Blessed Bartolo Longo

Today is the liturgical memory of Blessed Bartolo Longo (1841-1926).

Blessed Bartolo is dear to the Knights and Dames of the Order of the Holy Sepulchre of Jerusalem. To date, he’s only lay member of the Order to be beatified. He’s an example for us because of his practice of constant prayer, active charity, and love for the most needy. From the Italian City of Pompeii, a city that he helped regenerate thanks to the grace of recitation of the Rosary, Blessed Bartolo continues to inspire initiatives of prayer and charity worldwide.

Let’s ask him to intercede for the Order of the Holy Sepulchre.
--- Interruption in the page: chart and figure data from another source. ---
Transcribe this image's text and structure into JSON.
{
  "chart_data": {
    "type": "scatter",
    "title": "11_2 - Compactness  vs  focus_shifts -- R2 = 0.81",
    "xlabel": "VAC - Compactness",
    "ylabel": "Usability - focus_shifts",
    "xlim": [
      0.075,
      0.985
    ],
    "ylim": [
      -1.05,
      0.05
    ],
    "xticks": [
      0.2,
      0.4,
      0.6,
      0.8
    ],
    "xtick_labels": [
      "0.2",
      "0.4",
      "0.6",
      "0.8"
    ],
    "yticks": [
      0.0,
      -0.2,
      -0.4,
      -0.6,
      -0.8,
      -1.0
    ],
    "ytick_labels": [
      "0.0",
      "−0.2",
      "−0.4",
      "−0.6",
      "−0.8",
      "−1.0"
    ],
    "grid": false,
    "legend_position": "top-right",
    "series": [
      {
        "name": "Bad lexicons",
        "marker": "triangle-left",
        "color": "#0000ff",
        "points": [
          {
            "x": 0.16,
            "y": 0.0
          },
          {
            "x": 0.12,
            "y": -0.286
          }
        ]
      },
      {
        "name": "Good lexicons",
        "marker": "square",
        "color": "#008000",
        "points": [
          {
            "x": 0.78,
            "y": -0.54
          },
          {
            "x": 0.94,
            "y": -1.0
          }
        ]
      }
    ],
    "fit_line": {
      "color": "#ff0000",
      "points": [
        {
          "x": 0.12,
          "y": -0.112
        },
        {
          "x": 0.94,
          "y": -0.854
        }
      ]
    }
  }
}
Blessed Bartolo Longo, pray for us.

CT EOHSJ Mass for St Pius X

Mass for the liturgical memorial of St Pius X, pope and former grand master of the Equestrian Order of the Holy Sepulchre of Jerusalem.

Several members of the EOHSJ in Connecticut met for Mass and dinner.

Father Robert Turner, pastor of St Ambrose Parish (North Branford, CT) and a Knight Chaplain offered Mass and preached.

Meeting to worship the Lord in friendship

On Thursday, May 30, the traditional day for the feast of Corpus Domini, in some quarters, Corpus Christi, four members of the Eastern Lieutenancy of the Equestrian Order of the Holy Sepulchre of Jerusalem met at the Georgetown Oratory in Redding, CT, for a solemn Mass and procession for Corpus Domini. It was a beautiful Mass: sacred music, preaching, ars celebrandi, servers and the faithful.

The Order of the Holy Sepulchre of Jerusalem assembled as possible to give witness to the reality of the Eucharistic Lord, his friendship with us and our friendship with each other. The witness to our salvation is Eucharistic and crucial to our living faith today as it demonstrates what we hold to be true and what we hold to be real.

The principal celebrant and homilist Father Michael Clark preached using one of Flannery O’Connor‘s reflections on the Eucharist, where she responds to a friend claiming to be a Catholic and that the Eucharist was a “pretty good symbol.” O’Connor said, “If it’s just a symbol, to hell with it.”

This sentiment remains today among many Catholics: the Eucharist is a pretty good symbol. Well, I should say O’Connor’s response remains clear and correct. Reduction of the Eucharist to an aesthetic or worse, to ethics, makes the Eucharist a mere subjective experience renouncing the objectivity of what Jesus did on Holy Thursday, and what the churches have taught based on experience and the reality of revelation and Tradition. Symbolic presence alone is weak and irritating.

We were also reminded that O’Connor was a communicant of this Georgetown Oratory for a brief period in her life.

The picture has Charles, Ruth and PAZ. Missing was Oratorian Brother Paul. A few more members of the Order of the Holy Sepulchre were slated to be there but circumstances of life changed their plans.